December 1, 2016
In response to Tuesday's email -

Comment from one of our MDs - 


I can answer that question.  No. 
The core residency is the physical medicine and rehabilitation.  The secondary qualification is in pain medicine with an anesthesiology group. This means that he has learned how to do pain management procedures from anesthesiologist who are the pioneers in this field. 

Therefore this person has no knowledge of anesthesia administration as defined by the American Society of anesthesiology nor does he have any chance of being board-certified in that field. I myself am board-certified in anesthesiology for the secondary board certification and pain management.

As any physician, he can bill for sedation using a benzodiazepine, however his question really involves whether he can administer propofol and bill the same way as an anesthesiologist does. The answer to that is no, it falls outside the scope of his license. 

As a sidenote Jennifer I think you have the most informative legal/medical newsletter I've ever seen. Your writing style is also very fluid and a pleasure to read as well as informative. I typically save most of them and refer to them periodically.

Dr. S

Response - 

Thank you for the response and the sidenote - it is always nice to know you are reading!  As an aside of my own - we do post the newsletters on our website in case you do not want to save them but would like to refer back. 
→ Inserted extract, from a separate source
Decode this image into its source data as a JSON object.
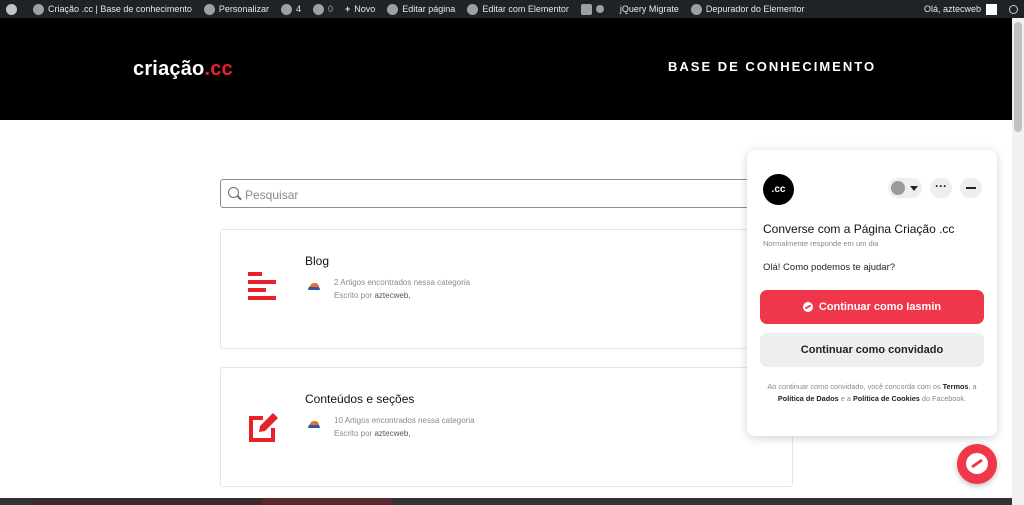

I agree with your comments, Dr. S, from an exposure standpoint in our clustered community in Downstate NY.  But, I respond with a challenge - would your opinion be the same if this doctor were practicing in a rural environment with no anesthesiologists available for referral? What about our country doctors that come out trained in Internal Medicine and end up performing half their careers dabbling in what us urbanites would define as other specialties?  From my non-medical, legal standpoint, technically under the MD or DO license you are qualified to perform any area of medicine. I am not familiar with DEA regulations that may prohibit certain prescribing or substance utilization depending on specialty, but I would not be surprised if that existed, as I am aware of government enforced restrictions for use of certain substances by certain practitioners (after investigation and charges, whether by OPMC, Bureau of Narcotics or other agency).  

I do agree that while the licensing department maintains an MD or DO has an unrestricted license, we all know in NY that an internist cannot open a practice anymore with dermatology or cardiology referenced in the practice name, or get themselves credentialed with a payor for services outside their board certification.  While we're on the topic, without board certification in certain specialties, we're all aware in NY you cannot even participate with certain payors. 

So, I see your point and, of course, cannot say I disagree.  But with so many of our topics, I do think its worth mentioning the circumstances may set the conclusion a bit.  Certainly from a malpractice standpoint a lack of training/specializing may be the noose around the neck.